For each method, we compute attention logits, predict which key each query focuses on (the argmax), and measure the fraction of positions where it correctly selects its own index. The results tell an exciting story: while NoPE performs perfectly within its familiar 128-token range, it collapses when faced with long sequences, showing it can’t generalize past what it’s seen. In contrast, RoPE and YaRN maintain flawless accuracy even at 4096 tokens—proof that their relative, rotation-based encodings inherently capture structure that scales. The bar plot visually drives this home: NoPE flatlines outside its comfort zone, while RoPE and YaRN soar confidently into long-context territory.

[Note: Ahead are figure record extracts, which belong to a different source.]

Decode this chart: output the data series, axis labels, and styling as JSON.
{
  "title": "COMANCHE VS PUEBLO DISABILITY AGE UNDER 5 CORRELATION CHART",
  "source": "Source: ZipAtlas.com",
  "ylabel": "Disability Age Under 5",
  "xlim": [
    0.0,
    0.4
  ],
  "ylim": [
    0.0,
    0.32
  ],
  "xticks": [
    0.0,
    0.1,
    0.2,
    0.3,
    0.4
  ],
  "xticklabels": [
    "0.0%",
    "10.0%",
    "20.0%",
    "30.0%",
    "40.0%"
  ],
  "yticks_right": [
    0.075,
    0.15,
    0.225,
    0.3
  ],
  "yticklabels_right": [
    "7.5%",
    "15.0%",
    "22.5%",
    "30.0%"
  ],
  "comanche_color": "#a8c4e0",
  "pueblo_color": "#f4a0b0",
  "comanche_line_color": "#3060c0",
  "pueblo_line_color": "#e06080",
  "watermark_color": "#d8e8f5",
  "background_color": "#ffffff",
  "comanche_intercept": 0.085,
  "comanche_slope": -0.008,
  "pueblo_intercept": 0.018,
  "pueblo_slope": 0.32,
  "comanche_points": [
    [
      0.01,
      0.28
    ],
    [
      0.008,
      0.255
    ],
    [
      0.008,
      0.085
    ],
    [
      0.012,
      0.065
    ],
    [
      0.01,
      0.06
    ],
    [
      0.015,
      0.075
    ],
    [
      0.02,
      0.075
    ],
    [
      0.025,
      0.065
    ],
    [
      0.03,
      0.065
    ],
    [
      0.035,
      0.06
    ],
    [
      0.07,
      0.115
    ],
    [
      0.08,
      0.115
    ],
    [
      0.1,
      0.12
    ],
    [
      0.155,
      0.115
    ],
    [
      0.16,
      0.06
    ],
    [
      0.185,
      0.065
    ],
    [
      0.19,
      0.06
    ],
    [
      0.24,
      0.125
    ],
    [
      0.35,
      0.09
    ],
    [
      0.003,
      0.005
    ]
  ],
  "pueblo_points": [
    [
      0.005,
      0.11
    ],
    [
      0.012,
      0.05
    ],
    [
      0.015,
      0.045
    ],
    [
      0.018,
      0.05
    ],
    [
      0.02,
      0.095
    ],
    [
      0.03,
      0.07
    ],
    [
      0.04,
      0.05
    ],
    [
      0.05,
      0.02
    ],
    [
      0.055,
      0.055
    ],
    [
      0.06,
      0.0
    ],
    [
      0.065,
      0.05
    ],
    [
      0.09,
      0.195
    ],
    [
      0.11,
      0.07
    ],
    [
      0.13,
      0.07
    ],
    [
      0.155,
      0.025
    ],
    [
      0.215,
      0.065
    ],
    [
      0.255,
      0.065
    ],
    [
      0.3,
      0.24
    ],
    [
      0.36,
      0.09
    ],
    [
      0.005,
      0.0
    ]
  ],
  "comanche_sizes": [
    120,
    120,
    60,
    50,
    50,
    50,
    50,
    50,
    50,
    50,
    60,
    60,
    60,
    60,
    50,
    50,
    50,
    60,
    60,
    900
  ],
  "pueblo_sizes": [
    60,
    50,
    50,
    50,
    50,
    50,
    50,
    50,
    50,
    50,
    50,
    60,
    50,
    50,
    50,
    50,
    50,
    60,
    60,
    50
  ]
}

Comparison and Best Practices#

Method

Core Idea

Strengths

Weaknesses

Typical Use Cases

NoPE

Remove explicit positional encodings; rely on biases

Simplicity, compatibility with ALiBi

Requires careful bias design; implicit structure

Autoregressive decoders, efficient inference

RoPE

Complex rotations encoding relative positions

Smooth extrapolation, widely adopted

Requires even-dimensional head sizes

General-purpose LLMs (GPT-NeoX, LLaMA)

YaRN

Scale RoPE frequencies for interpolation + extrapolation

Extends context without retraining from scratch

Additional hyperparameters, modest compute overhead

Long-context fine-tuning of pretrained RoPE models

Implementation tips:

  • Align head dimensions to multiples of 2 for RoPE/YaRN.

  • When extending context windows, adjust attention masking and KV-cache sizes accordingly.

  • Validate extrapolation empirically using synthetic tasks (e.g., copy or needle-in-a-haystack tests).

Other Methods#

Other advanced positional-encoding strategies go beyond simple rotary or bias schemes: for example, CLEX: Context Length Expansion introduces a mixture of interpolation and extrapolation phases, dynamically blending multiple encoding radii to retain phase-coherence over very long contexts. These approaches highlight a broader trend: to move from static positional bias toward adaptive, context-aware, long-span encodings that plug naturally into modern transformer architectures and unlock much longer memory.